We all have the ability to run many different speeds over an infinite number of distances. We all have the desire to reach our Personal Best and to test the limits of our bodies within our own comfort zones. Whether you ran 2:01 at your last half marathon and have the inner desire to run 1:59 next time…. Or you wish to waste your cocky friend who is always letting you know they beat you; there are a few simple things you can do to instantly gain some speed.
Muscle Types
While there are many types of muscle fibers in our body, the fibers that effect runner’s speed are fast twitch and slow twitch muscle fibers. Fast twitches are large, powerful and want you to hurry hury hurry to the margaritas at the finishline. Slow twitch muscle fibers are smaller, have good endurance, and are more chilled out because there are plenty margaritas at the finishline for everyone.

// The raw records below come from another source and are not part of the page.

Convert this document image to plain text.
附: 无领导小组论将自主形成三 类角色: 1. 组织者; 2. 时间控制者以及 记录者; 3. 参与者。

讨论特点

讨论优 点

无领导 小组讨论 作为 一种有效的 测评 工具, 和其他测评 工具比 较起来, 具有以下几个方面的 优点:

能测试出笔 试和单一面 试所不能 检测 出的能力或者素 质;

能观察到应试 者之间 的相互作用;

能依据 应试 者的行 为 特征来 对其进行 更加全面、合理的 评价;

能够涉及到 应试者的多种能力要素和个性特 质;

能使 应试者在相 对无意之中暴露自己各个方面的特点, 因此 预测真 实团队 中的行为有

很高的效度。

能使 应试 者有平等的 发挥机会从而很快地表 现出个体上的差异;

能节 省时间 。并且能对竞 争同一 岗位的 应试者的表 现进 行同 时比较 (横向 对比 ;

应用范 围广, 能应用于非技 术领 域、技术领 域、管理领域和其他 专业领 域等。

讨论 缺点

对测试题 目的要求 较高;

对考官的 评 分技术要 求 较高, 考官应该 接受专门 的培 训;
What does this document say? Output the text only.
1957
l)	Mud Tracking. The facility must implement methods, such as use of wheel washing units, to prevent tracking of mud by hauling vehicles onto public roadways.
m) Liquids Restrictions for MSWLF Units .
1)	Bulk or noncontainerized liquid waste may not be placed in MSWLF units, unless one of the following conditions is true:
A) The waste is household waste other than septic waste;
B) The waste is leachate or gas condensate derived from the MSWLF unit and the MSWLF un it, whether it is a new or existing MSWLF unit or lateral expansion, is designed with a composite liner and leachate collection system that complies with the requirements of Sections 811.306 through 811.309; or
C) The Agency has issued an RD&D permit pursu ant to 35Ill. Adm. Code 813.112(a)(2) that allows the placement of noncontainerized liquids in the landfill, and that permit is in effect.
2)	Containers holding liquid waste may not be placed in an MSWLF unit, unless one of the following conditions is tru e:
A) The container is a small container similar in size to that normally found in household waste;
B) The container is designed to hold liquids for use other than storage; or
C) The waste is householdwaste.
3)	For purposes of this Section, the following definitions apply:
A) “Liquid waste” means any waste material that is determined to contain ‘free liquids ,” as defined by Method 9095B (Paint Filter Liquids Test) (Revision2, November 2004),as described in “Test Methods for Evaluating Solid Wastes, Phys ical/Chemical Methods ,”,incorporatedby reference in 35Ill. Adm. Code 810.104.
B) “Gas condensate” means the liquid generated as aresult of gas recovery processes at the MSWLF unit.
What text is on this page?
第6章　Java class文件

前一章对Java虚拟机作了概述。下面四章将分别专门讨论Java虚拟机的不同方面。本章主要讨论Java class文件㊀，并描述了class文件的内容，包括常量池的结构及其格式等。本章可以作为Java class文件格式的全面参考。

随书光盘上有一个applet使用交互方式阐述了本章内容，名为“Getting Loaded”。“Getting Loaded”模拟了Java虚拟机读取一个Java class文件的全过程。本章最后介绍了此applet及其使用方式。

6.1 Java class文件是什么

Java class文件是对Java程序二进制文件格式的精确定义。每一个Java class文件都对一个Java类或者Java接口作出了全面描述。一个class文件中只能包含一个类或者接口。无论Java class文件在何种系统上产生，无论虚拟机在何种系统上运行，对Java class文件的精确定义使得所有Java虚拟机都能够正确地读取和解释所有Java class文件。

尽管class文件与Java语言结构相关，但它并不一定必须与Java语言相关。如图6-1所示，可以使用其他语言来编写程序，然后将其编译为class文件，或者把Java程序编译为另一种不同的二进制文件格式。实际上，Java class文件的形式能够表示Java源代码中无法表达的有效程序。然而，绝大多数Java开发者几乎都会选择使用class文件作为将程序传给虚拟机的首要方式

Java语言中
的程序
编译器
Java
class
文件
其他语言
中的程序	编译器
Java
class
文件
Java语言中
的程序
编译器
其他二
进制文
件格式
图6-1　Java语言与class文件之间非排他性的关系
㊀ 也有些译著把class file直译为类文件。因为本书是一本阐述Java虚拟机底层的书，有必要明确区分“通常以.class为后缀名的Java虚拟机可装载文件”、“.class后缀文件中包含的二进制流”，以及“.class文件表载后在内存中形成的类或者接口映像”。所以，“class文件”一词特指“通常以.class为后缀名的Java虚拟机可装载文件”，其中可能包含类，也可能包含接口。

Most runners work their slow twitch muscle fibers when they go for a run and continue to increase their endurance. Staying comfortable within a run is very important, however, to get faster, there will a few workouts that will cause you to be uncomfortable for a short while we push your large muscle fibers to grow and become stronger. The point is… to run faster, you have to practice running faster.
The Workout
Start with short distances. If you have a goal of running 8 minute miles instead of 9 minute miles, practice running 8 minute miles over a shorter distance, such as a Quarter mile or 1 time around a track. Take a rest and do your new pace again. Keep repeating until you cannot hold the new pace anymore. Give yourself a day of rest to recover, and practice it again.
The Test
After a few weeks of practicing your new pace, test yourself and see how long you can run and hold your new pace. Using a 400-meter track is a good judge because of the known and regulated distances.